Bridge load testing is crucial in evaluating bridge load-carrying capacity and construction quality. However, conventional techniques have many limitations such as the need for direct contact and low acquisition frequency. This study provides a comprehensive examination of the static and dynamic load tests of a multi-span cable-stayed bridge utilizing a ground-based radar inter-ferometer (GB-radar). The case study was conducted at the Fifth Nanjing Yangtze River Bridge (FNYRB), which is recognized as the world's first lightweight steel-concrete composite cable-stayed bridge, with two spans measuring 600 m. To enhance measurement accuracy, a method was proposed to detect and recover radar phase jumps caused by vehicle motion.

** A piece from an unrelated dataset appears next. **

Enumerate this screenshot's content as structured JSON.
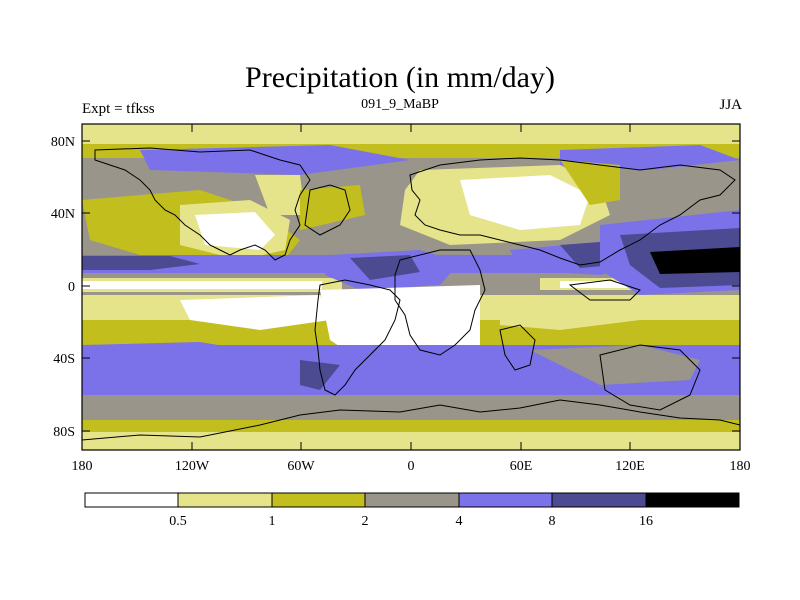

Furthermore, precise geometry projection was employed to acquire vertical displacements from GB-radar which were taken along the line-of-sight (LOS) direction. Moreover, during the static load test, a continuous deformation was observed with a maximum pace of 0.31 mm/min, indicating a post-construction settlement caused by soft soil consolidation. This case study highlights the high sampling frequency, high measurement accuracy, and exceptional weatherproof ability of GB-radar, thereby demonstrating its potential to be an alternative to the structural health monitoring (SHM) system.